Now to the last stage to examine: ``f0``. It writes ``a`` and needs ``b<-1,2>`` and ``c<0,1>``. According the the map, ``a`` is needed in ``<-1,2>`` so

::

   a -> <-1,2>
   b -> mee(<-4,2>, <-1,2>+<-1,1>) = mee(<-4,2>, <-2,3>) = <-4,3>
   c -> mee(<-3,4>, <-1,2>+<0,1>) = mee(<-3,4>, <-1,3>) = <-3,4>
   d -> <-2,2>
   e -> <0,0>

The fields ``a`` and ``d`` are written and the read. They are eligible to be temporary fields. ``b`` and ``c`` are inputs,
and they are needed in ``<-4,3>`` and ``<-3,4>`` respectively. So the number of "halos" around them should be appropriate to avoid access violations.
The field ``e`` is the output and it's written in a single point.
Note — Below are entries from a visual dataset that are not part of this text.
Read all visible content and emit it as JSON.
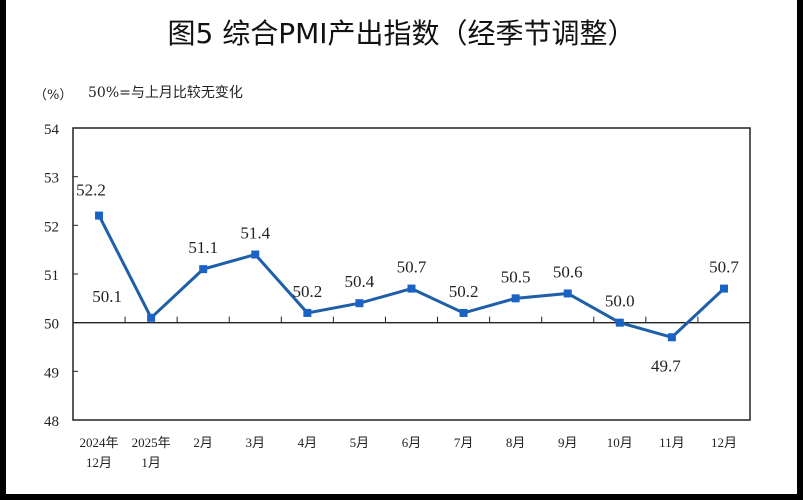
{
  "chart_data": {
    "type": "line",
    "title": "图5  综合PMI产出指数（经季节调整）",
    "ylabel": "（%）",
    "annotation": "50%=与上月比较无变化",
    "categories": [
      [
        "2024年",
        "12月"
      ],
      [
        "2025年",
        "1月"
      ],
      [
        "2月"
      ],
      [
        "3月"
      ],
      [
        "4月"
      ],
      [
        "5月"
      ],
      [
        "6月"
      ],
      [
        "7月"
      ],
      [
        "8月"
      ],
      [
        "9月"
      ],
      [
        "10月"
      ],
      [
        "11月"
      ],
      [
        "12月"
      ]
    ],
    "values": [
      52.2,
      50.1,
      51.1,
      51.4,
      50.2,
      50.4,
      50.7,
      50.2,
      50.5,
      50.6,
      50.0,
      49.7,
      50.7
    ],
    "data_labels": [
      "52.2",
      "50.1",
      "51.1",
      "51.4",
      "50.2",
      "50.4",
      "50.7",
      "50.2",
      "50.5",
      "50.6",
      "50.0",
      "49.7",
      "50.7"
    ],
    "ylim": [
      48,
      54
    ],
    "yticks": [
      48,
      49,
      50,
      51,
      52,
      53,
      54
    ],
    "reference_line": 50,
    "grid": false,
    "line_color": "#1f5fa8",
    "marker": "square"
  }
}
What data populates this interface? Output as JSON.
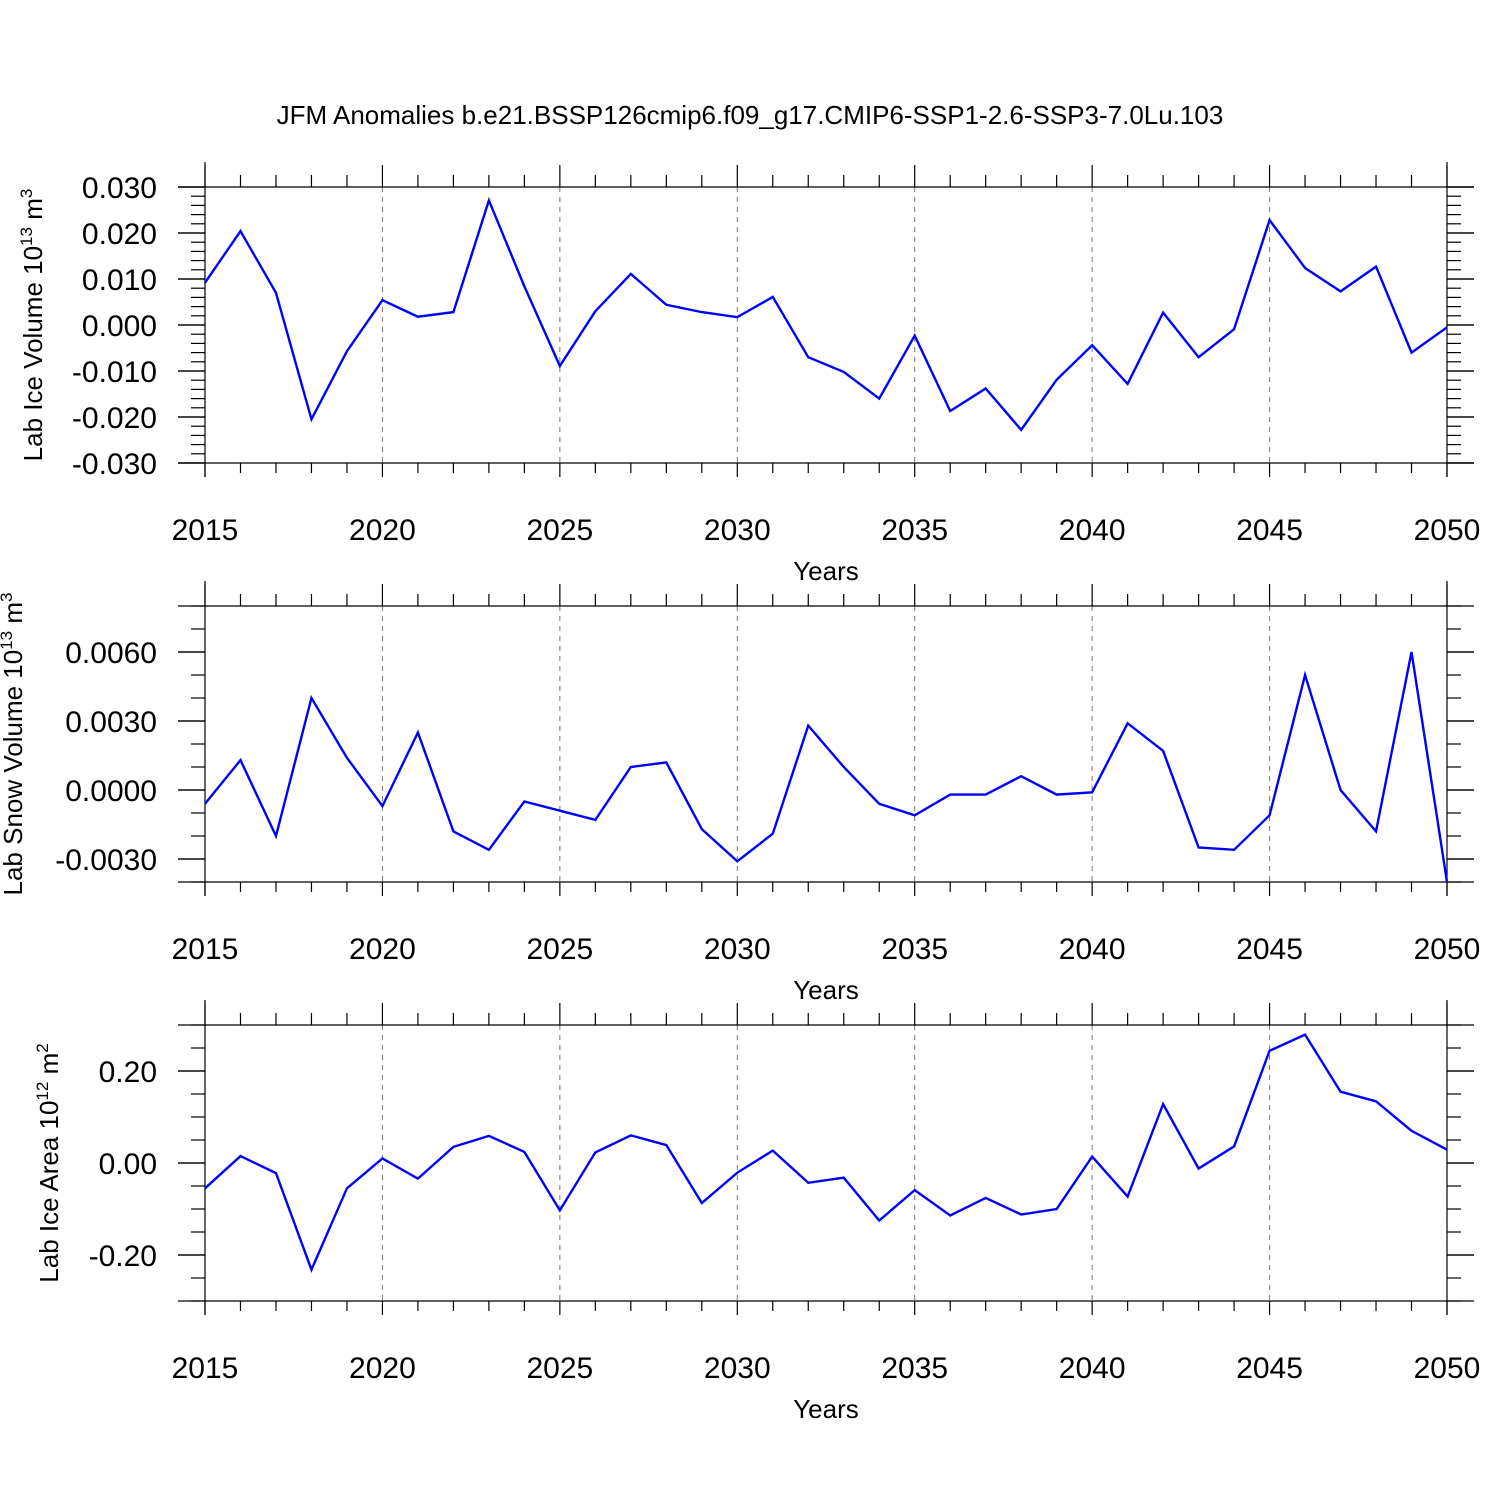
{
  "figure": {
    "title": "JFM Anomalies b.e21.BSSP126cmip6.f09_g17.CMIP6-SSP1-2.6-SSP3-7.0Lu.103"
  },
  "colors": {
    "series": "#0000ff",
    "axis": "#000000",
    "grid": "#777777"
  },
  "chart_data": [
    {
      "type": "line",
      "title": "JFM Anomalies b.e21.BSSP126cmip6.f09_g17.CMIP6-SSP1-2.6-SSP3-7.0Lu.103",
      "ylabel_main": "Lab Ice Volume 10",
      "ylabel_exp": "13",
      "ylabel_unit": " m",
      "ylabel_unit_exp": "3",
      "xlabel": "Years",
      "xlim": [
        2015,
        2050
      ],
      "ylim": [
        -0.03,
        0.03
      ],
      "yticks": [
        -0.03,
        -0.02,
        -0.01,
        0.0,
        0.01,
        0.02,
        0.03
      ],
      "ytick_labels": [
        "-0.030",
        "-0.020",
        "-0.010",
        "0.000",
        "0.010",
        "0.020",
        "0.030"
      ],
      "yminor_step": 0.002,
      "xticks": [
        2015,
        2020,
        2025,
        2030,
        2035,
        2040,
        2045,
        2050
      ],
      "xtick_labels": [
        "2015",
        "2020",
        "2025",
        "2030",
        "2035",
        "2040",
        "2045",
        "2050"
      ],
      "grid_x": [
        2020,
        2025,
        2030,
        2035,
        2040,
        2045
      ],
      "series": [
        {
          "name": "Lab Ice Volume",
          "x": [
            2015,
            2016,
            2017,
            2018,
            2019,
            2020,
            2021,
            2022,
            2023,
            2024,
            2025,
            2026,
            2027,
            2028,
            2029,
            2030,
            2031,
            2032,
            2033,
            2034,
            2035,
            2036,
            2037,
            2038,
            2039,
            2040,
            2041,
            2042,
            2043,
            2044,
            2045,
            2046,
            2047,
            2048,
            2049,
            2050
          ],
          "values": [
            0.0092,
            0.0204,
            0.007,
            -0.0205,
            -0.0057,
            0.0054,
            0.0018,
            0.0028,
            0.0271,
            0.0084,
            -0.0089,
            0.003,
            0.0111,
            0.0044,
            0.0028,
            0.0017,
            0.0061,
            -0.007,
            -0.0102,
            -0.016,
            -0.0023,
            -0.0187,
            -0.0138,
            -0.0228,
            -0.0119,
            -0.0044,
            -0.0128,
            0.0027,
            -0.007,
            -0.0009,
            0.0228,
            0.0124,
            0.0073,
            0.0127,
            -0.006,
            -0.0005
          ]
        }
      ]
    },
    {
      "type": "line",
      "ylabel_main": "Lab Snow Volume 10",
      "ylabel_exp": "13",
      "ylabel_unit": " m",
      "ylabel_unit_exp": "3",
      "xlabel": "Years",
      "xlim": [
        2015,
        2050
      ],
      "ylim": [
        -0.004,
        0.008
      ],
      "yticks": [
        -0.003,
        0.0,
        0.003,
        0.006
      ],
      "ytick_labels": [
        "-0.0030",
        "0.0000",
        "0.0030",
        "0.0060"
      ],
      "yminor_step": 0.001,
      "xticks": [
        2015,
        2020,
        2025,
        2030,
        2035,
        2040,
        2045,
        2050
      ],
      "xtick_labels": [
        "2015",
        "2020",
        "2025",
        "2030",
        "2035",
        "2040",
        "2045",
        "2050"
      ],
      "grid_x": [
        2020,
        2025,
        2030,
        2035,
        2040,
        2045
      ],
      "series": [
        {
          "name": "Lab Snow Volume",
          "x": [
            2015,
            2016,
            2017,
            2018,
            2019,
            2020,
            2021,
            2022,
            2023,
            2024,
            2025,
            2026,
            2027,
            2028,
            2029,
            2030,
            2031,
            2032,
            2033,
            2034,
            2035,
            2036,
            2037,
            2038,
            2039,
            2040,
            2041,
            2042,
            2043,
            2044,
            2045,
            2046,
            2047,
            2048,
            2049,
            2050
          ],
          "values": [
            -0.0006,
            0.0013,
            -0.002,
            0.004,
            0.0014,
            -0.0007,
            0.0025,
            -0.0018,
            -0.0026,
            -0.0005,
            -0.0009,
            -0.0013,
            0.001,
            0.0012,
            -0.0017,
            -0.0031,
            -0.0019,
            0.0028,
            0.001,
            -0.0006,
            -0.0011,
            -0.0002,
            -0.0002,
            0.0006,
            -0.0002,
            -0.0001,
            0.0029,
            0.0017,
            -0.0025,
            -0.0026,
            -0.0011,
            0.005,
            0.0,
            -0.0018,
            0.006,
            -0.004
          ]
        }
      ]
    },
    {
      "type": "line",
      "ylabel_main": "Lab Ice Area 10",
      "ylabel_exp": "12",
      "ylabel_unit": " m",
      "ylabel_unit_exp": "2",
      "xlabel": "Years",
      "xlim": [
        2015,
        2050
      ],
      "ylim": [
        -0.3,
        0.3
      ],
      "yticks": [
        -0.2,
        0.0,
        0.2
      ],
      "ytick_labels": [
        "-0.20",
        "0.00",
        "0.20"
      ],
      "yminor_step": 0.05,
      "xticks": [
        2015,
        2020,
        2025,
        2030,
        2035,
        2040,
        2045,
        2050
      ],
      "xtick_labels": [
        "2015",
        "2020",
        "2025",
        "2030",
        "2035",
        "2040",
        "2045",
        "2050"
      ],
      "grid_x": [
        2020,
        2025,
        2030,
        2035,
        2040,
        2045
      ],
      "series": [
        {
          "name": "Lab Ice Area",
          "x": [
            2015,
            2016,
            2017,
            2018,
            2019,
            2020,
            2021,
            2022,
            2023,
            2024,
            2025,
            2026,
            2027,
            2028,
            2029,
            2030,
            2031,
            2032,
            2033,
            2034,
            2035,
            2036,
            2037,
            2038,
            2039,
            2040,
            2041,
            2042,
            2043,
            2044,
            2045,
            2046,
            2047,
            2048,
            2049,
            2050
          ],
          "values": [
            -0.055,
            0.015,
            -0.022,
            -0.232,
            -0.055,
            0.01,
            -0.034,
            0.035,
            0.059,
            0.024,
            -0.103,
            0.023,
            0.06,
            0.039,
            -0.087,
            -0.021,
            0.027,
            -0.043,
            -0.032,
            -0.125,
            -0.059,
            -0.114,
            -0.076,
            -0.112,
            -0.1,
            0.014,
            -0.073,
            0.128,
            -0.012,
            0.036,
            0.244,
            0.279,
            0.155,
            0.134,
            0.07,
            0.029
          ]
        }
      ]
    }
  ]
}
If we compute ``f2`` in a point, we need to compute ``f1`` in ``<-2,2>``, since this will produce the values needed by ``f2``.
We then need to compute ``f0`` in ``<-1,2>`` to produce the values needed for ``a``.

----------------------
A more complex example
----------------------

The next example is very similar to the previous one, but now the second stage uses ``a`` instead of ``c``.

::

   a <- f0(b<-1,1>, c<0,1>)
   d <- f1(b<-2,0>, a<-1,2>)
   e <- f2(a<-1,2>, d<-2,2>, c<-1,1>)

The map, then, after examining ``f2`` is as before

::

   a -> <-1,2>
   b -> <0,0>
   c -> <-1,1>
   d -> <-2,2>
   e -> <0,0>

When we examine ``f1``, however, the extents become:

::

   a -> mee(<-1,2>, <-2,2>+<-1,2>) = <-3,4>
   b -> mee(<0,0>, <-2,2>+<-2,0>) = <-4,2>
   c -> <-1,1>
   d -> <-2,2>
   e -> <0,0>

When we move to ``f0``:

::

   a -> <-3,4>
   b -> mee(<-4,2>, <-3,4>+<-1,1>) = <-4,5>
   c -> mee(<-1,1>, <-3,4>+<0,1>) = <-3,5>
   d -> <-2,2>
   e -> <0,0>

So, now, to compute ``f2`` in a point we need to compute ``f1`` in ``<-2,2>`` and ``f0`` in ``<-3,4>``. Note that, when ``f2`` access ``a`` in ``<-1, 2>``,
those values have been computed in abundance to allow the computation of ``f1``.

-------------------------
Catching bad dependencies
-------------------------

Let's consider another variation on the same example. Now ``f1`` writes into ``c``, and ``d`` becomes an input.


::

   a <- f0(b<-1,1>, c<0,1>)
   c <- f1(b<-2,0>, a<-1,2>)
   e <- f2(a<-1,2>, d<-2,2>, c<-1,1>)

As before the map after examining ``f2`` is

::

   a -> <-1,2>
   b -> <0,0>
   c -> <-1,1>
   d -> <-2,2>
   e -> <0,0>

When we analyze ``f1`` we have

::

   a -> mee(<-1,2>, <-1,1>+<-1,2>) = <-2,3>
   b -> mee(<0,0>, <-1,1>+<-2,0>) = <-3,1>
   c -> <-1,1>
   d -> <-2,2>
   e -> <0,0>


And then ``f0``

::

   a -> <-2,3>
   b -> mee(<-3,1>, <-2,3>+<-1,1>) = <-3,4>
   c -> mee(<-1,1>, <-2,3>+<0,1>) = <-2,4>
   d -> <-2,2>
   e -> <0,0>

But now we have a problem, if we apply the previous strateg. ``f1`` is computed to compute ``c`` in ``<-2,4>``,
the extent associated by the map. A next element of the output would then read the modified values of ``c`` and
this is probably wrong. We need to catch this as a problem.
We cannot write into a field that is accessed in an extent different than ``<0,0>`` in a previous stage.
We need a check for this, but it is not yet implemented.